Altered cholesterol, oxysterol, sphingolipid, and fatty acid concentrations are reported in blood, cerebrospinal fluid, and brain tissue of people with relapsing-remitting multiple sclerosis (RRMS) and are linked to disease progression and treatment responses. CD4 + T cells are pathogenic in RRMS, and defective T-cell function could be mediated in part by liver X receptors (LXRs)-nuclear receptors that regulate lipid homeostasis and immunity. RNA-sequencing and pathway analysis identified that genes within the 'lipid metabolism' and 'signalling of nuclear receptors' pathways were dysregulated in CD4 + T cells isolated from RRMS patients compared with healthy donors.

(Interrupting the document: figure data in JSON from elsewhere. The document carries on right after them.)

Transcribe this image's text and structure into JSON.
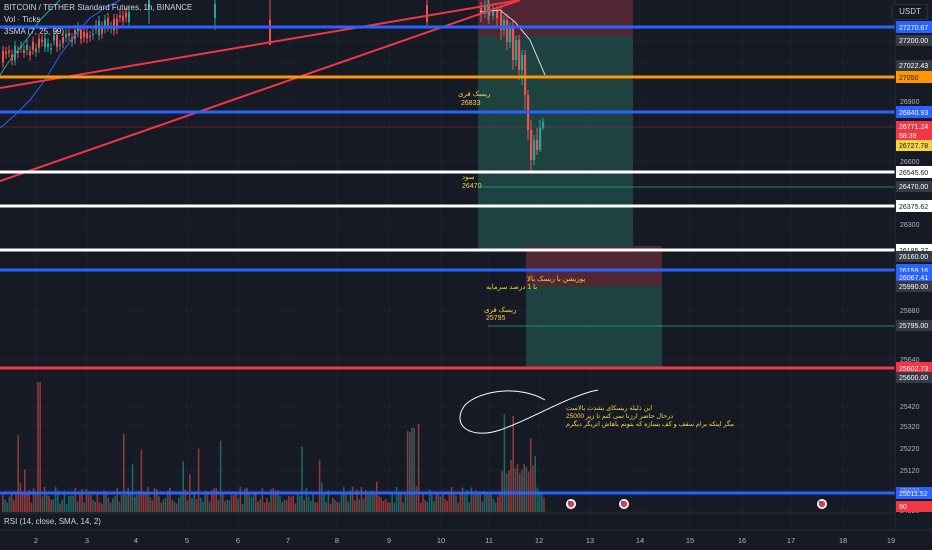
{
  "header": {
    "symbol_line": "BITCOIN / TETHER Standard Futures, 1h, BINANCE",
    "volume_line": "Vol · Ticks",
    "sma_line": "3SMA (7, 25, 99)",
    "currency": "USDT"
  },
  "rsi_label": "RSI (14, close, SMA, 14, 2)",
  "colors": {
    "background": "#161a25",
    "up": "#26a69a",
    "down": "#ef5350",
    "blue_line": "#2962ff",
    "orange_line": "#ff9800",
    "red_line": "#f23645",
    "white_line": "#ffffff",
    "annotation": "#f5d442"
  },
  "chart_data": {
    "type": "candlestick",
    "x_axis_labels": [
      "2",
      "3",
      "4",
      "5",
      "6",
      "7",
      "8",
      "9",
      "10",
      "11",
      "12",
      "13",
      "14",
      "15",
      "16",
      "17",
      "18",
      "19"
    ],
    "y_axis_ticks": [
      27360,
      27200,
      26900,
      26600,
      26300,
      25880,
      25640,
      25420,
      25320,
      25220,
      25120,
      25020,
      24920
    ],
    "horizontal_levels": [
      {
        "value": 27270.67,
        "label": "27270.67",
        "color": "#2962ff"
      },
      {
        "value": 27050,
        "label": "27050",
        "color": "#ff9800"
      },
      {
        "value": 26840.93,
        "label": "26840.93",
        "color": "#2962ff"
      },
      {
        "value": 26545.6,
        "label": "26545.60",
        "color": "#ffffff"
      },
      {
        "value": 26375.62,
        "label": "26375.62",
        "color": "#ffffff"
      },
      {
        "value": 26185.37,
        "label": "26185.37",
        "color": "#ffffff"
      },
      {
        "value": 26159.16,
        "label": "26159.16",
        "color": "#2962ff"
      },
      {
        "value": 25602.73,
        "label": "25602.73",
        "color": "#f23645"
      },
      {
        "value": 25011.52,
        "label": "25011.52",
        "color": "#2962ff"
      }
    ],
    "price_tags": [
      {
        "label": "27200.00",
        "bg": "#363a45"
      },
      {
        "label": "27022.43",
        "bg": "#363a45"
      },
      {
        "label": "26771.24",
        "bg": "#f23645"
      },
      {
        "label": "58:39",
        "bg": "#f23645"
      },
      {
        "label": "26727.78",
        "bg": "#f5d442"
      },
      {
        "label": "26470.00",
        "bg": "#363a45"
      },
      {
        "label": "26160.00",
        "bg": "#363a45"
      },
      {
        "label": "26067.41",
        "bg": "#2962ff"
      },
      {
        "label": "25990.00",
        "bg": "#363a45"
      },
      {
        "label": "25795.00",
        "bg": "#363a45"
      },
      {
        "label": "25600.00",
        "bg": "#363a45"
      },
      {
        "label": "90",
        "bg": "#f23645"
      }
    ],
    "annotations": [
      {
        "text": "ریسک فری",
        "value": "26833"
      },
      {
        "text": "سود",
        "value": "26470"
      },
      {
        "text": "پوزیشن با ریسک بالا",
        "value": "با 1 درصد سرمایه"
      },
      {
        "text": "ریسک فری",
        "value": "25795"
      }
    ],
    "note_lines": [
      "این دلیله ریسکای بشدت بالاست",
      "درحال حاضر ارزنا نمی کنم تا زیر 25000",
      "مگر اینکه برام سقف و کف بسازه که بتونم باهاش اتریگر دیگرم"
    ],
    "x_ticks": [
      {
        "label": "2",
        "x": 36
      },
      {
        "label": "3",
        "x": 87
      },
      {
        "label": "4",
        "x": 136
      },
      {
        "label": "5",
        "x": 187
      },
      {
        "label": "6",
        "x": 238
      },
      {
        "label": "7",
        "x": 288
      },
      {
        "label": "8",
        "x": 337
      },
      {
        "label": "9",
        "x": 389
      },
      {
        "label": "10",
        "x": 441
      },
      {
        "label": "11",
        "x": 489
      },
      {
        "label": "12",
        "x": 539
      },
      {
        "label": "13",
        "x": 590
      },
      {
        "label": "14",
        "x": 640
      },
      {
        "label": "15",
        "x": 690
      },
      {
        "label": "16",
        "x": 742
      },
      {
        "label": "17",
        "x": 791
      },
      {
        "label": "18",
        "x": 843
      },
      {
        "label": "19",
        "x": 891
      }
    ],
    "y_ticks": [
      {
        "label": "27360",
        "y": 62
      },
      {
        "label": "27200",
        "y": 41
      },
      {
        "label": "26900",
        "y": 101
      },
      {
        "label": "26600",
        "y": 161
      },
      {
        "label": "26300",
        "y": 224
      },
      {
        "label": "25880",
        "y": 310
      },
      {
        "label": "25640",
        "y": 359
      },
      {
        "label": "25420",
        "y": 406
      },
      {
        "label": "25320",
        "y": 426
      },
      {
        "label": "25220",
        "y": 448
      },
      {
        "label": "25120",
        "y": 470
      },
      {
        "label": "25020",
        "y": 490
      },
      {
        "label": "24920",
        "y": 510
      }
    ]
  }
}
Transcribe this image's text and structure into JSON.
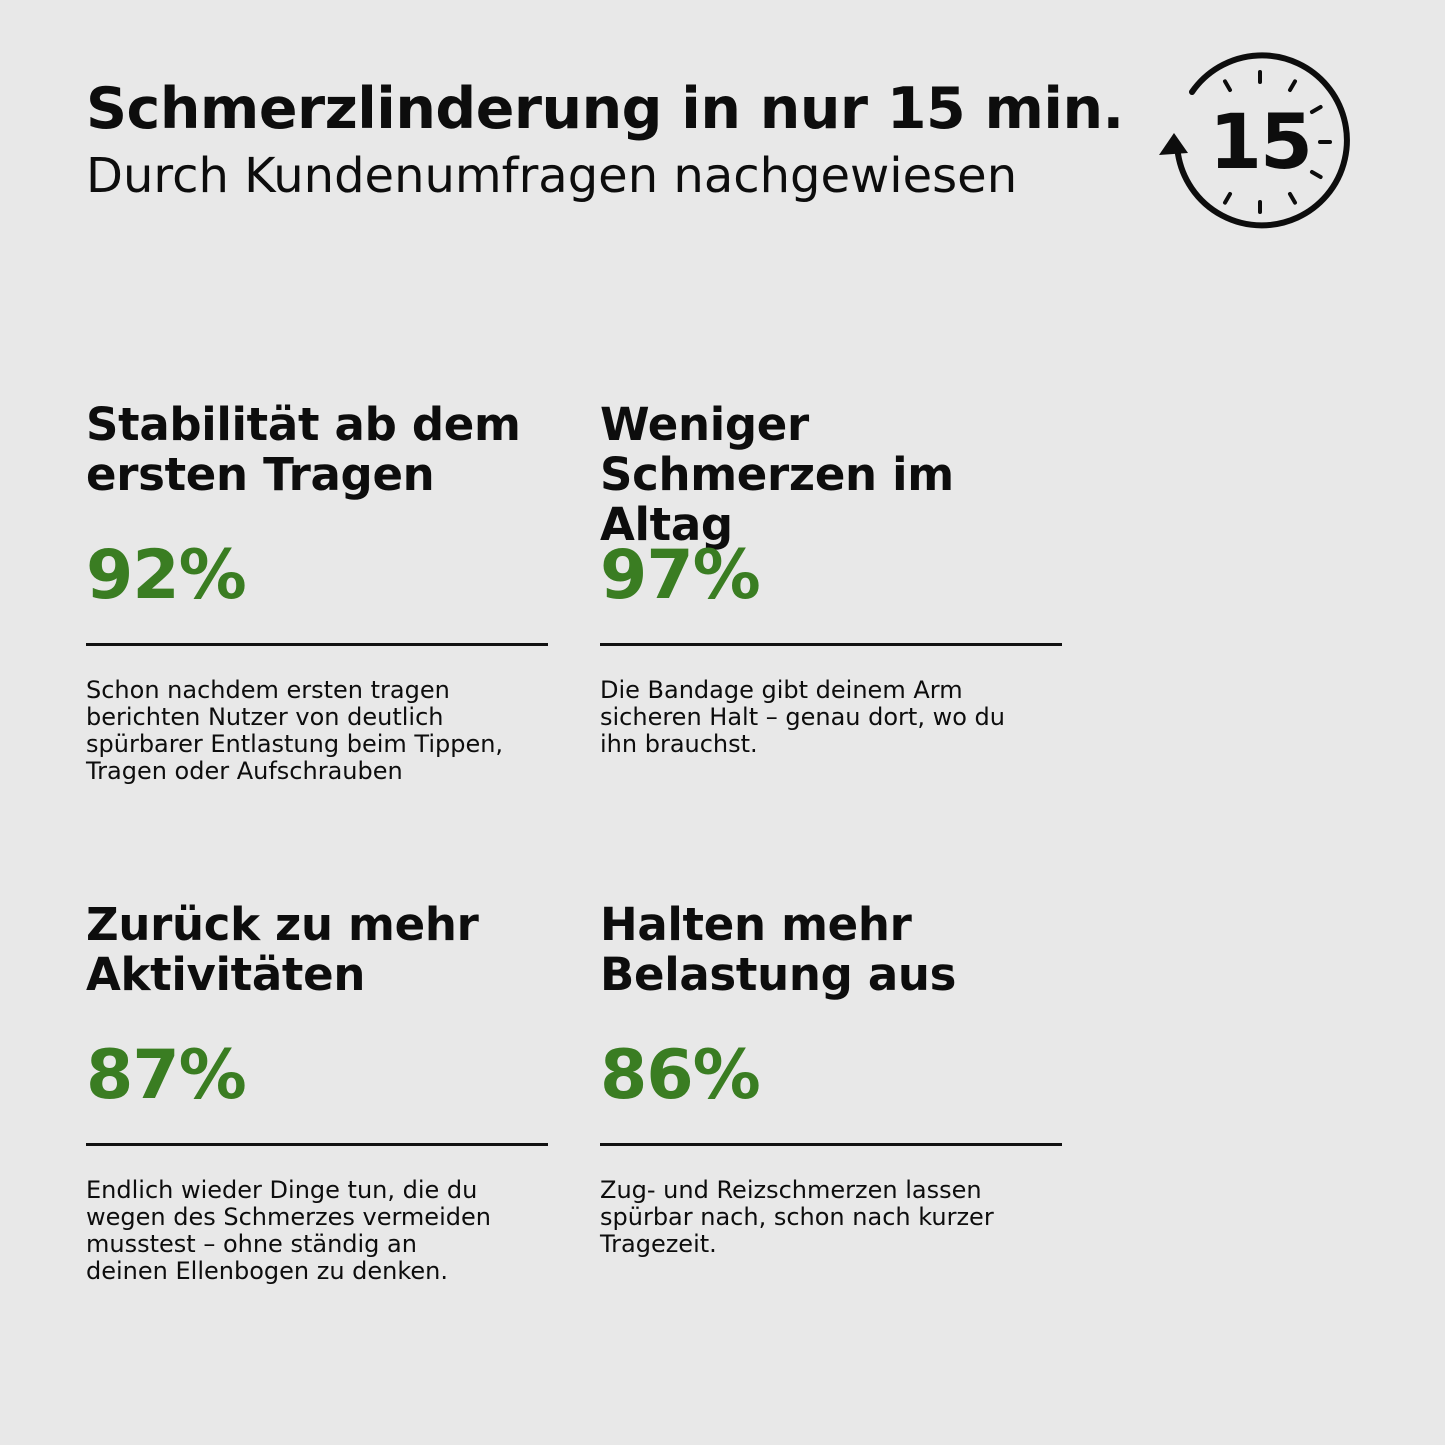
{
  "header": {
    "title": "Schmerzlinderung in nur 15 min.",
    "subtitle": "Durch Kundenumfragen nachgewiesen",
    "timer_number": "15",
    "timer_icon": "stopwatch-15-icon"
  },
  "colors": {
    "background": "#e8e8e8",
    "text": "#0d0d0d",
    "accent_green": "#3a7d22"
  },
  "stats": [
    {
      "heading": "Stabilität ab dem ersten Tragen",
      "percent": "92%",
      "description": "Schon nachdem ersten tragen berichten Nutzer von deutlich spürbarer Entlastung beim Tippen, Tragen oder Aufschrauben"
    },
    {
      "heading": "Weniger Schmerzen im Altag",
      "percent": "97%",
      "description": "Die Bandage gibt deinem Arm sicheren Halt – genau dort, wo du ihn brauchst."
    },
    {
      "heading": "Zurück zu mehr Aktivitäten",
      "percent": "87%",
      "description": "Endlich wieder Dinge tun, die du wegen des Schmerzes vermeiden musstest – ohne ständig an deinen Ellenbogen zu denken."
    },
    {
      "heading": "Halten mehr Belastung aus",
      "percent": "86%",
      "description": "Zug- und Reizschmerzen lassen spürbar nach, schon nach kurzer Tragezeit."
    }
  ]
}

While LXRB and genes associated with cholesterol metabolism were upregulated, other T-cell LXR-target genes, including genes involved in cellular lipid uptake (inducible degrader of the LDL receptor, IDOL), and the rate-limiting enzyme for glycosphingolipid biosynthesis (UDP-glucosylceramide synthase, UGCG) were downregulated in T cells from patients with RRMS compared to healthy donors. Correspondingly, plasma membrane glycosphingolipids were reduced, and cholesterol levels increased in RRMS CD4 + T cells, an effect partially recapitulated in healthy T cells by in vitro culture with T-cell receptor stimulation in the presence of serum from RRMS patients. Notably, stimulation with LXR-agonist GW3965 normalized membrane cholesterol levels, and reduced proliferation and IL17 cytokine production in RRMS CD4 + T-cells. Thus, LXR-mediated lipid metabolism pathways were dysregulated in T cells from patients with RRMS and could contribute to RRMS pathogenesis. Therapies that modify lipid metabolism could help restore immune cell function.
在复发缓解型多发性硬化症(RRMS)患者的血液、脑脊液和脑组织中,报告了胆固醇、氧化固醇、鞘脂和脂肪酸浓度的改变,这些改变与疾病进展和治疗反应有关。CD4+T 细胞在 RRMS 中具有致病性,而 T 细胞功能缺陷可能部分由肝脏 X 受体(LXRs)介导,LXRs 是调节脂质稳态和免疫的核受体。RNA 测序和通路分析表明,与健康供体相比,RRMS 患者分离的 CD4+T 细胞中“脂质代谢”和“核受体信号”通路内的基因失调。虽然 LXRB 和与胆固醇代谢相关的基因上调,但其他 T 细胞 LXR 靶基因,包括涉及细胞脂质摄取的基因(LDL 受体的诱导降解物,IDOL)和糖脂生物合成的限速酶(UDP-葡萄糖脑苷脂合酶,UGCG),在 RRMS 患者的 T 细胞中下调,与健康供体相比。相应地,RRMS CD4+T 细胞中的质膜糖脂减少,胆固醇水平升高,在 RRMS 患者血清存在下体外培养并用 T 细胞受体刺激时,健康 T 细胞中部分再现了这种情况。值得注意的是,LXR 激动剂 GW3965 的刺激使 RRMS CD4+T 细胞中的膜胆固醇水平正常化,并减少了增殖和 IL17 细胞因子的产生。因此,RRMS 患者的 T 细胞中 LXR 介导的脂质代谢途径失调,可能导致 RRMS 发病机制。改变脂质代谢的疗法可能有助于恢复免疫细胞功能。